Review: Rabbit Hole, Hampstead Theatre

David Lindsay-Abaire’s Rabbit Hole is delicate. It portrays the delicacy of one family’s new normality in grief and the delicacy of our own normality. Rabbit Hole shows us that it only takes a pinprick and a split second for our world to turn upside down, from where we too would have to re-normalise.

For Becca (Claire Skinner) and Howie (Tom Goodman-Hill) grief is particularly acute as they mourn the loss of their four-year-old son, Danny, who ran after his dog into the road to be knocked down by teenage driver, Jason (Sean Delaney). The thing is, grief is normal. We’ll all have to deal with it at some point and yet no one knows the rules of it. In fact, there are no rules or ways to behave, we’ll all just have to get on and do it. That is exactly where the beauty of Lindsay-Abaire’s writing lies: he gives us the varying modes of grief (between husband and wife) and adds to it the nuances of heightened tension. With it there is a perpetually bubbling undercurrent. By Lindsay-Abaire’s own admission, the hardest task that the actors face is to stop themselves over-playing it. Their child has died and they have to survive it. They have to continue to breathe, eat, work and sleep through it. Here, the cast certainly aren’t guilty of over-playing the fraught tenderness of their roles, but they do miss some key moments of tension in doing so.

Lindsay-Albaire has carefully layered strands of tension that interweave and bulk together as the story plays out. For instance, Becca’s sister, Izzy (Georgina Rich), is pregnant, a new child born into the family: a replacement of sorts. Becca’s mother (Penny Downie) is constantly comparing Danny’s death to the death of her own son: a thirty-year-old heroin addict who hanged himself. Not to mention, the newly numbed husband and wife dynamic that sees Becca’s grief trajectory inadvertently knocking Howie’s out of joint. Becca is slowly endeavouring to power on, moving memories of Danny from her home so that she doesn’t have to be perpetually reminded. Whilst Howie wants to hold onto those reminders for as long as possible, so that his son’s existence isn’t forgotten. Within this dynamic there is a scene that holds the most potential for tension, yet seems to miss the mark – Howie’s attempt to regain their sex life, the seemingly ultimate normality. There is a missing sense of anguish, need and lust that could so effectively be derived from this rejection of the most human of human acts.

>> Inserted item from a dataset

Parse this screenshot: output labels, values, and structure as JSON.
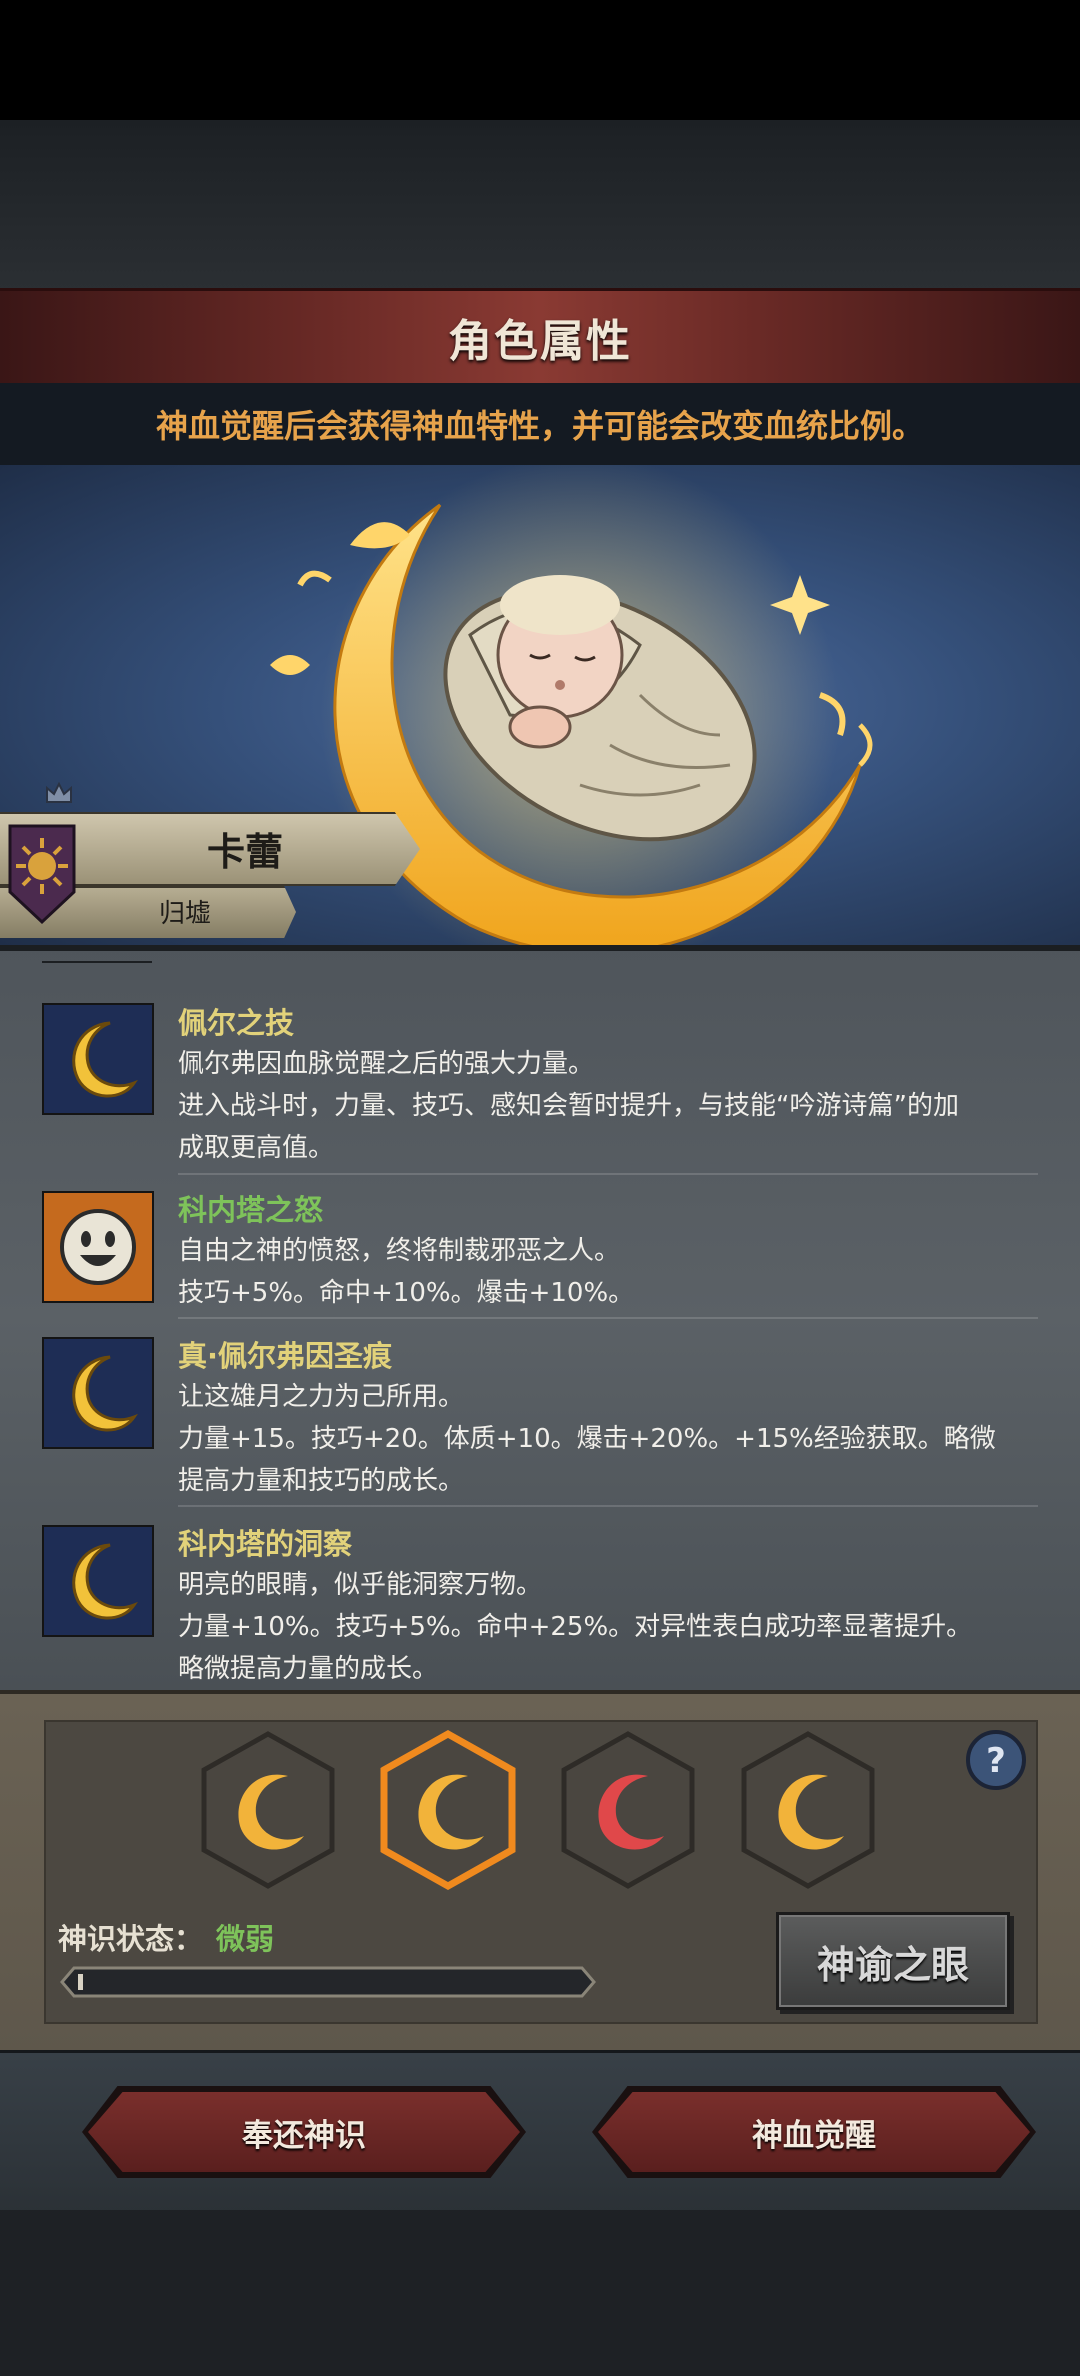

On the opposite end of the spectrum is the moment Jason turns up to their house, unannounced and naïve. His arrival perfectly timed to crack their world of pretend normality. Minutes seem to go by with nothing said: just silence and goose bumps. Broken by Howie’s over-aggressive, uncensored cutting of the seventeen-year-old boy on his doorstep. Goodman-Hill’s delivery is so sharp that it cuts through the audience as much as it does Jason. It is played beautifully. Delaney acts Jason so simply that he is almost perfect. His character is the ideal antagonist to Becca and Howie. He is experiencing much of what they are but without the shade of experience. So, as he struggles to interpret his grief just as they are, he accepts that struggle openly while they keep it to gurgle in their guts. Trying and failing to maintain what they had before: middle class normality.

All of this is reflected in the set, which is a pretty spot on design by Ashley Martin-Davis. A pristinely comfortable home, stark white and beige, dotted with mauve and the remnants of a child. Their class is represented as much as their situation. It looks comfortable and is filled with discomfort. Most notably, Danny’s disused bedroom is on an upper floor, behind a gauze (for the first half) and all you can see is a mobile dangling in its primary colours, constantly looming over his family below.

It is this sense of looming: the unforgettable, the constant and the discomfort that unsettles us more than anything else. It made me gulp inwardly throughout and all the way home.